Batıcılar'ın özgürlük anlayışı, İslâm'a ve Müslüman Anadolu halkına sövmekten ibaret.
Ne kadar İslâm'a ve Müslüman Anadolu halkına söverlerse, tahkir ederlerse kendilerini o kadar özgür addediyorlar.
İstiyorlar ki, onlar bize sövsün, bizle alay etsinler ama biz sesimizi çıkarmayalım. Hiçbir tepki göstermeyelim.
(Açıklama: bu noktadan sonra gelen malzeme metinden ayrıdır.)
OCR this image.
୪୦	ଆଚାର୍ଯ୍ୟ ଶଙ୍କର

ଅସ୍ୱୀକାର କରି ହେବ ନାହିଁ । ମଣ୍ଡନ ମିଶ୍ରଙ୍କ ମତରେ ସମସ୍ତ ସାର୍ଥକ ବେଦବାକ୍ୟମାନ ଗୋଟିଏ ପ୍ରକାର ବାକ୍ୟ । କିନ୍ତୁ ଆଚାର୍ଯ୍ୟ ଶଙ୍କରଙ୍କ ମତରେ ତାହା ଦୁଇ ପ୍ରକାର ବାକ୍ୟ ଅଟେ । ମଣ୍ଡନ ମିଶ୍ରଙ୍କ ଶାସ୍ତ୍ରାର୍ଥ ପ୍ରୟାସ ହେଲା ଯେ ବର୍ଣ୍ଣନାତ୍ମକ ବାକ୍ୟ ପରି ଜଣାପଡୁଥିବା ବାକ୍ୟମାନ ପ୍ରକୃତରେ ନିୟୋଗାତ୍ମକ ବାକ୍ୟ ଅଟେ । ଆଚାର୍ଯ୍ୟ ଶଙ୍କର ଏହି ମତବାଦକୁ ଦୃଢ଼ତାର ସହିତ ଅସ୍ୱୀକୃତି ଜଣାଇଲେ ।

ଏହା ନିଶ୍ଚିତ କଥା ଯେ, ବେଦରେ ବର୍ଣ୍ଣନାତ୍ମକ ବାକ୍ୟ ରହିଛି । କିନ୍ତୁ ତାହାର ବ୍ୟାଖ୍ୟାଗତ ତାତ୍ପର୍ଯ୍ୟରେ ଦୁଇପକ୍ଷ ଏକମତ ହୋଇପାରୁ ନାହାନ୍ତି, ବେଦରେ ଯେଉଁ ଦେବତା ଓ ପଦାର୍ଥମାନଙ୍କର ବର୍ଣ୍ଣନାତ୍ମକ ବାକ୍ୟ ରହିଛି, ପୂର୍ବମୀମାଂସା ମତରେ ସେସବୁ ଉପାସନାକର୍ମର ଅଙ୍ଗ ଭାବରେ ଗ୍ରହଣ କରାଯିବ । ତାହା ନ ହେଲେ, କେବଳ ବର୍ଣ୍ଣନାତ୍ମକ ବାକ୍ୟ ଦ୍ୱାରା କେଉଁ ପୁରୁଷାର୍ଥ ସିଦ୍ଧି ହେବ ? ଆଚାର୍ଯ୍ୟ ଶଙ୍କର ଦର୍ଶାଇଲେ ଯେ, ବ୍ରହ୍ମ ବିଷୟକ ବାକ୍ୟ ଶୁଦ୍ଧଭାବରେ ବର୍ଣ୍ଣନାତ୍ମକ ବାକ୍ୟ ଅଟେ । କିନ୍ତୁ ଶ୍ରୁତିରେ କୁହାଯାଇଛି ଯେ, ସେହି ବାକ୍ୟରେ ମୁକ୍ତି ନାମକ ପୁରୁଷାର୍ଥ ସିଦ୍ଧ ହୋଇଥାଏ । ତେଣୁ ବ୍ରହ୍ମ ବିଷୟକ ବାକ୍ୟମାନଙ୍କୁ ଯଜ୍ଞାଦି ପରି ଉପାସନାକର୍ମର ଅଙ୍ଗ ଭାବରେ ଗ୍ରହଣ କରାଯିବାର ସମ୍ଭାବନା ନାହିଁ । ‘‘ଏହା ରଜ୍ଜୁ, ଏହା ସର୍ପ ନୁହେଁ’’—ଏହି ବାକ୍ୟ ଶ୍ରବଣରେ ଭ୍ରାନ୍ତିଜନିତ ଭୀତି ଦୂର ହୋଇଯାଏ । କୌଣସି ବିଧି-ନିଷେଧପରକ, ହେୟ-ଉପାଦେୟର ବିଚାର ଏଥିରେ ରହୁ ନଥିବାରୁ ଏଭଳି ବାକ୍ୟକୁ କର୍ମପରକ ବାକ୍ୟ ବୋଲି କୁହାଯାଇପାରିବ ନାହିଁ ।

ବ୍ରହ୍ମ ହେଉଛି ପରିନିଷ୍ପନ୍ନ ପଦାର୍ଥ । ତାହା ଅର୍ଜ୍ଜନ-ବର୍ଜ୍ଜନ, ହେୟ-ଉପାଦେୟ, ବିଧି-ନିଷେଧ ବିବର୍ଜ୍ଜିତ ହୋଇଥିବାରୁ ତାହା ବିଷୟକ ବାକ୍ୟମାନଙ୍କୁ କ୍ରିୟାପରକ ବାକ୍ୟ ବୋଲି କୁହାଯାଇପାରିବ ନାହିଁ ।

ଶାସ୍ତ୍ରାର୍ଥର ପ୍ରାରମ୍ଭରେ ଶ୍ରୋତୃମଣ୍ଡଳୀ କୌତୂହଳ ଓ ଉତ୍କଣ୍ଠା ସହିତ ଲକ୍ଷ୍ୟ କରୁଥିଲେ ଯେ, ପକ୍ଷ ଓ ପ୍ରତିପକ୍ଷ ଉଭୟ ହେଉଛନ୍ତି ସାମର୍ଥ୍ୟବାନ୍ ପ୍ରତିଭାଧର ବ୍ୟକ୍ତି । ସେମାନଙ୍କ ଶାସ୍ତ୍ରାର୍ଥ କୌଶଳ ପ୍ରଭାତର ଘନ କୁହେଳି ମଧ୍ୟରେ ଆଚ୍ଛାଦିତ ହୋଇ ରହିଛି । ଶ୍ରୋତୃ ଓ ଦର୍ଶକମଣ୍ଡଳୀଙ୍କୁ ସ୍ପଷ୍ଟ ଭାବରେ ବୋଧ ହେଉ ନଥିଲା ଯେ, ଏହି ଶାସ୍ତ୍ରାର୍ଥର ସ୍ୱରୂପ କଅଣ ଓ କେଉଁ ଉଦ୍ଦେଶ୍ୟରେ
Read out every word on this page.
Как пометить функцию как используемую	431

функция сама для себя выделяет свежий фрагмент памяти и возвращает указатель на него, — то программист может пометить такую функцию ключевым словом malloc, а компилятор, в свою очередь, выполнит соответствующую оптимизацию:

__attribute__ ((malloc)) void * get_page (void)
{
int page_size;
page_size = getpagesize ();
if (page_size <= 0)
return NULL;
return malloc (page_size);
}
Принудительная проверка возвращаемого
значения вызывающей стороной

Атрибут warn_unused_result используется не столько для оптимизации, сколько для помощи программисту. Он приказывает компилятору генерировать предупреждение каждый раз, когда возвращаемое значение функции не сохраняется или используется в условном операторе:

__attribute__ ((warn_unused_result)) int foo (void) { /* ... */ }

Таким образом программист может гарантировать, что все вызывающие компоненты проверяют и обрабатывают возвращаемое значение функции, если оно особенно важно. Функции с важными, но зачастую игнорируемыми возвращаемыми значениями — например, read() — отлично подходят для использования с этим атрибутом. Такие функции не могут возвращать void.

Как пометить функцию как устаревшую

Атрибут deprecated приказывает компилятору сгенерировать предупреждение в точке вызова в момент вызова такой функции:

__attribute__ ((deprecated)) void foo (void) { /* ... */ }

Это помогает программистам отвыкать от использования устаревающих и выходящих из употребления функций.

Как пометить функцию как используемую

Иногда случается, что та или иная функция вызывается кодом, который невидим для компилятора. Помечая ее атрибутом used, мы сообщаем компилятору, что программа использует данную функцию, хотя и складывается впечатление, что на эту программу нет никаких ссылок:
Biliyorlar bu topraklarda İslâm'a ve Müslüman Anadolu halkına sövmenin bir bedeli olmadığını. Bedel ödeyeceklerini bilseler değil ağızlarını açmak hakaret etmeyi bile düşünemezler.
20 yıllık Ak Parti iktidarında hâlâ İslâm'a ve Müslüman Anadolu halkına sövülüyorsa hatayı nerede aramalıyız?
Bizlerin adam olamamasında...
Onlara benzemeye çalışmakta...
Şahsiyetimizi kaybettik...
Vakarımızı kaybettik...
Bebeler gibi zırlıyoruz "Bizlerle alay ediyorlar" diye. Elimizden başka bir şey gelmiyor.
Bundan daha büyük rezillik var mı!
İşte, düşmanlarının kalbine bir aylık mesafeden korku salan Hazreti Peygamber'in (sallallahu aleyhi ve sellem) ümmetinin içinde bulunduğu vahim ahval.
Ha bir de karşı tarafa yaranmaya çalışan soysuzlar var.
"Yok, efendim öyle demek istememiş de, yok efendim zaten âyette şöyle geçiyormuş" diye, İslâm'a ve Müslüman Anadolu halkına sövenleri savunan içimizdeki soysuzlardan bahsediyorum.
İman öfkesi olmayınca onun bunun orta malı olunuyor!
"İnsanda mademki sevme, üzülme, ağlama gibi hissi haller vardır, öfke de onlar içindir. Gazabın makbul ve memduh olan şekli, Allah hakkını korumada, Müslümanların mal ve kanını muhafazada, evini ve şahsını müdafaada gösterilendir." buyuruyor Abdülhâkîm Arvasî Hazretleri.
"Cennet ve cehennem ehli kimlerdir? Cennet ehli şunlardır ki, kalbinin en iç noktasında, Allah'ın razı olduğu şeyleri sevmek ve buğzettiklerini sevmemek keyfiyeti vardır. Hattâ bu insan fiil ve hareket bakımından düşüncesine aykırı işler yapsa bile..."
Unuttuğumuz veya içimizdeki orta mallar aracılığıyla bize unutturulan düsturlar.
Allah için sevmeyi ve Allah için öfke duymayı unutunca, bugünlerde olduğu gibi "Duydun mu mukaddesatımıza sövmüşler" diyerek salya sümük ağlıyoruz.